[Seeking Volunteers] Bench Testing! Our trip to the best results!

Mokerhamer

space holder for details! Comming soon

fry_p

Though I like the enthusiasm, it may be my pessimistic nature talking, but I think there are too many variables to properly “benchmark” FOG. FOG’s claim to fame is how versatile it is, running on many different distros on very different hardware, going along very different network types and scales, etc. Even building a reference image can differ greatly. Unless you have the exact same type of disk (NVME, SATA SSD, Spinner) with the same exact version of the OS with the same procedure to set up said image, you will get the “dirty” results. So even if you have everything procedurally and hardware-wise replicated from test to test, you will only be bench marking that particular procedure and hardware. So if some other user with an entirely different setup was to look at your benchmarks without understanding this caveat and got different performance, he/she may think something is wrong. Just my two cents.

Mokerhamer

@fry_p
All True, i honestly hesitated to post (It’s complex to set-up…). But still lets share as much as possible.

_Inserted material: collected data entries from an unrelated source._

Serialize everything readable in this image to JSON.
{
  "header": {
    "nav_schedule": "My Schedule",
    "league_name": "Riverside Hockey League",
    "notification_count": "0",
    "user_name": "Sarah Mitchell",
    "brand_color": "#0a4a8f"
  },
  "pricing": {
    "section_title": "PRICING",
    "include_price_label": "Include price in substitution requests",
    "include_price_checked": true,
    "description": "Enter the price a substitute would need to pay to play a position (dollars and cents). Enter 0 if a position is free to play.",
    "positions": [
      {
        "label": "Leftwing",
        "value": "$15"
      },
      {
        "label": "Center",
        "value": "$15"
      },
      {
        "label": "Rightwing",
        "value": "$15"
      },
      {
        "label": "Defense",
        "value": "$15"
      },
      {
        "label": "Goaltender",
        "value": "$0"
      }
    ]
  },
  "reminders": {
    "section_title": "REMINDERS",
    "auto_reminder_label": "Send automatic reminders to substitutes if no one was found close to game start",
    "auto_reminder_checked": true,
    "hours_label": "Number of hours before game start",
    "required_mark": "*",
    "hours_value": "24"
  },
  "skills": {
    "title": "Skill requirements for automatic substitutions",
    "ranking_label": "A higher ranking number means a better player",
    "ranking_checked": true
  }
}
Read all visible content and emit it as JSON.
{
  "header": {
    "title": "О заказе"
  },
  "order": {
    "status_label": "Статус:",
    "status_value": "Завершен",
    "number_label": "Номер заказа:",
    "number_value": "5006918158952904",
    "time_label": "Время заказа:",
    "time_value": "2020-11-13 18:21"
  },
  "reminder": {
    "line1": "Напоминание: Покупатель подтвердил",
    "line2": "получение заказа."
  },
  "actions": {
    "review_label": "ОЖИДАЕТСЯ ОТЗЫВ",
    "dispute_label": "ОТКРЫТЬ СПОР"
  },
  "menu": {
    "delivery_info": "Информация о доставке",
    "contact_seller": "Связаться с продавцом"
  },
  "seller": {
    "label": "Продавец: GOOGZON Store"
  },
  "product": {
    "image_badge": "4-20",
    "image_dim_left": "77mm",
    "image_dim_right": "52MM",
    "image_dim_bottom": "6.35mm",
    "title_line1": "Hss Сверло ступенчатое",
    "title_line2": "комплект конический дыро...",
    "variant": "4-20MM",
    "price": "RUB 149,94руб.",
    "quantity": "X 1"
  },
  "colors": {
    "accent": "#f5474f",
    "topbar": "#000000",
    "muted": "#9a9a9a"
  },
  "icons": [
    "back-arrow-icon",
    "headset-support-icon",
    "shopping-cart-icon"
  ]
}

For example: Finding “goldilocks” Compression value for Partclone ZSTD.
For example: We made changes to our Cisco network to go from 3/4GB -> 5GB Deployment – 1/2Gb increase! Why not share the changes we made to our cisco appliance with hardware info so others can benefit?

Rather to much information on forum then to few is my mentality.

george1421

@Mokerhamer I did do some initial benchmark testing back in 2017 and I documented it here: https://forums.fogproject.org/topic/10459/can-you-make-fog-imaging-go-fast

I can tell you based on an ideal setup on a single GbE network with one unicast image you should see about 6.1GB/m using a modern target computer. On a 10GbE network I would expect between 13-15GB/m transfer rates. On a well maintained 1GbE network you can saturate that server 1GbE link with 3 simultaneous unicast deployments.

AFAIK no one has done a study for a real comparison between pigz (gzip) and zstd compression settings.

Within the FOG imaging environment the deployment speed is directly controlled by the target computer. The target computer does all of the heavy lifting during image deployment. The FOG server and the network only delivers the image stream to the target computer. The target computer then takes the data stream, expands it and then writes it to the local storage medium.

For example I have a FOG server running on a Raspberry Pi3. I get 3 to 4 GB/m transfer rates on my home network. The bottle neck in this setup is the storage medium on the PI itself.

If you want to take on the challenge to see what is possible, everyone would be grateful for your efforts. Your testing needs to be scientific in nature. Using the same target computer, same network port, same, same, and only change one variable at a time.

Junkhacker

@george1421 we did a bunch of testing to compare pigz to zstd back when we decided to include zstd compression in fog.
I had found the optimal setting for pigz in my environment was compression at level 6, and the optimal for zstd was level 11.
comparing those 2 optimal settings against each other.
zstd:
10% faster capture speed
26% smaller files were produced from capture
deployment was 36% faster.

zstd was early in it’s development and adoption back then and has had some changes to actually improve on it’s compression and speed since those tests were done, but we don’t know exactly by how much.

Junkhacker

oh, also, i disagree with george about how fast an “ideal setup” can be with a single GbE network and one unicast:
https://youtu.be/gHNPTmlrccM

Mokerhamer

@Junkhacker looking into all messages. will reply soon just testing some things.

Mokerhamer

@Junkhacker are you using any 10gb network appliance? or 1gb?

george1421

@Junkhacker said in [Seeking Volunteers] Bench Testing! Our trip to the best results!:

oh, also, i disagree with george about how fast an “ideal setup” can be with a single GbE network and one unicast:

Boy, who made Mr. Hacker grumpy today?

While we all know this already, but the number show in Partclone (GB/m) is actually a composite score of network transfer rate, decompression rate, and the speed to write the image onto the storage media.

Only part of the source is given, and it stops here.